Не совсем уловивший логические построения своей супруги, Плацекин поинтересовался:
– Может быть, и Картошкина прихватить?
– Нет, его пока не трогай. Там еще эти близнецы…
– Семякины?
– Они самые.
– Х-м. Вся бражка в сборе.
– Вот-вот. Но они опасности не представляют, а вот этот мужик…
Если бы только Людмила Сергеевна Плацекина могла предположить дальнейшее развитие событий, она бы не стала науськивать мужа на неизвестного ей гражданина.
Через пятнадцать минут со двора городского управления милиции выехал «газик», в котором находилось трое стражей правопорядка в звании сержантов.
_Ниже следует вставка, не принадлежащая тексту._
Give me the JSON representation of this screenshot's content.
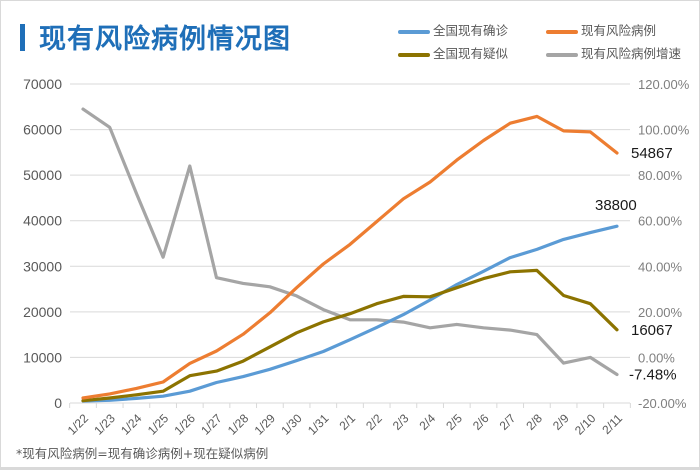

Они получили команду отправиться в дом к Картошкину и забрать находившегося там человека в джинсовом костюме, называющего себя Александром Александровичем.
На этот раз возле картошкинского подворья слонялось гораздо больше людей, чем во время приезда «Скорой помощи». Увидев милицию, они загомонили, не понимая, что те собираются делать.
Растолкав праздношатающихся, сержанты проследовали в дом, отодвинули могучими плечами Дарью Петровну, путавшуюся у них под ногами, и вошли в комнату. Завтрак давно закончился. Теперь присутствующие сидели на продавленном диване, а некоторые просто на полу и таращились в экран черно-белого телевизора, на котором беззвучно скакали мультяшные персонажи. Увидев милиционеров, они оторвали взгляды от экрана и молча уставились на них. Некоторое время и те и другие разглядывали друг друга, словно видели в первый раз, наконец, один из стражей порядка хмуро поинтересовался:
– Кто здесь Александр Александрович?
– Я, – сообщил гражданин в джинсовом костюме.
– Документики покажите.
– Зачем вам его документы? – вступил в разговор Толик Картошкин. – И по какому праву вы ворвались ко мне в дом?
– Ты помолчи, – миролюбиво произнес тот милиционер, который потребовал показать документы.
– Что значит: помолчи?! Тут я хозяин!
– Ну и хозяйствуй себе на здоровье. А в разговор не встревай. Мы ведь тебя не трогаем… Пока, – многозначительно произнес милиционер.
– У меня нет документов, – безразлично сообщил джинсовый, тем самым прервав перепалку.
– Как это нет?! – преувеличенно изумился страж порядка. – Так быть не должно. В нашей стране документ должен иметься у каждого, чтобы, когда его попросят предъявить, он тут же и предъявил…
– Отстаньте от человека! – закричал Толик. Близнецы дружно закивали, подтверждая: от человека нужно отстать.
Но милиционеры, увы, не вняли благоразумным пожеланиям.
– В таком случае вам придется проехать с нами, – заявил тот, что требовал документы.
Джинсовый спокойно поднялся.
– Вот и замечательно, – облегченно сказал милиционер, который предвидел попытку сопротивления властям. – Топай вперед.
– Эй, вы, быки позорные! – завопил Толик. – Куда поволокли хорошего человека?
– Заткнись, урод, а то и тебя следом, – заметил доселе молчавший милиционер и выразительно потряс перед лицом Толика наручниками.
Все вышли из дома во двор, а тут уже их поджидали зеваки, пришедшие посмотреть на ожившего Толика и его избавителя, молва о котором успела разлететься по городу со скоростью телеграммы. При виде Картошкина, а особенно малого в джинсовой униформе, собравшиеся загудели.
– Видите! – заорал Толик. – Хорошего человека забирают ни за что. Ничего плохого он никому не сделал, наоборот, только хорошее.
– Что, что хорошее?! – закричали собравшиеся. – Скажи нам?!